Leelu and her family move to a new city and a flat in a very poor part of the city. Outside their flat there is a constant pile of rubbish. Mum has to work at night and so Leelu and her older brother Tiber stay home but then Tiber falls into bad company, leaving the house at night to meet up with a street gang so now Leelu (her real name Lillian Elvira Olawale) is left home alone. The neighbours on one side are a huge noisy family of young boys and one little girl named Betsy. Betsy becomes a wonderful friend to Leelu. School is a terrible experience. We are not told explicitly but it is clear Leelu has learning difficulties. Every task is confusing and impossible and so she just stops talking. In fact all the kids at school thing she is unable to speak. 

Early after their arrival at their new flat Leelu finds a small treasure near the garbage bins. When mum says she will toss a coin to decide who claims the bed near the window Leelu rubs her treasure in her pocket and wishes, wishes, wishes she will 'win' the bed so she can see the moon and know her dad is looking at the same moon too. The treasure works! But how? And where did this come from? On subsequent days she finds more tiny treasures - a walnut, an acorn, some moss in a match box and a pinecone. Each one works but only once.
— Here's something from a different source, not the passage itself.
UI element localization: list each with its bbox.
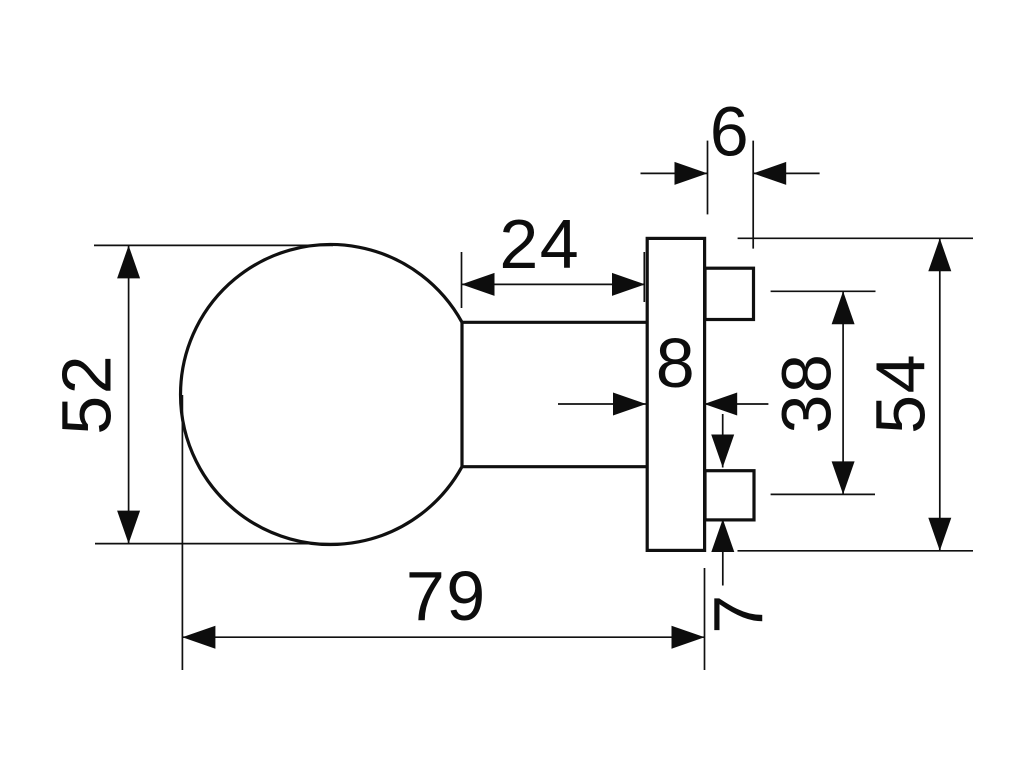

The Leelu meets the other neighbour - an eccentric man whose home is filled with objects just like her treasures.

He has a strange way of talking and never seems to directly answer her questions but along with Betsy, Leelu is sure she has found a special friend. Especially as thing are becoming desperate, and she has no idea when her dad will come, and her brother is clearly in trouble and then mum gives up her job and the landlord wants his rent - now!

Here are a few phrases by Bo:
"Heads, shoulders, needs, and toes"; "Of course, a horse, of course"; "I am trying to do something quite splentacular"; "And then it might be too late. Tick tock, tick tock."

Check out my labels for this post - if your school has issues with the themes of same sex marriage then this might not be the right book for your library. I loved the magical realism, the quirky voice of Bo (the man next door) and the way Polly Ho-Yen paints a picture of the cold and dirty city. Some reviewers and booksellers list this book for 9-12 but I am going to say mature readers 11+. Even though it was published in 2017 this book is still available or you might find it in a library.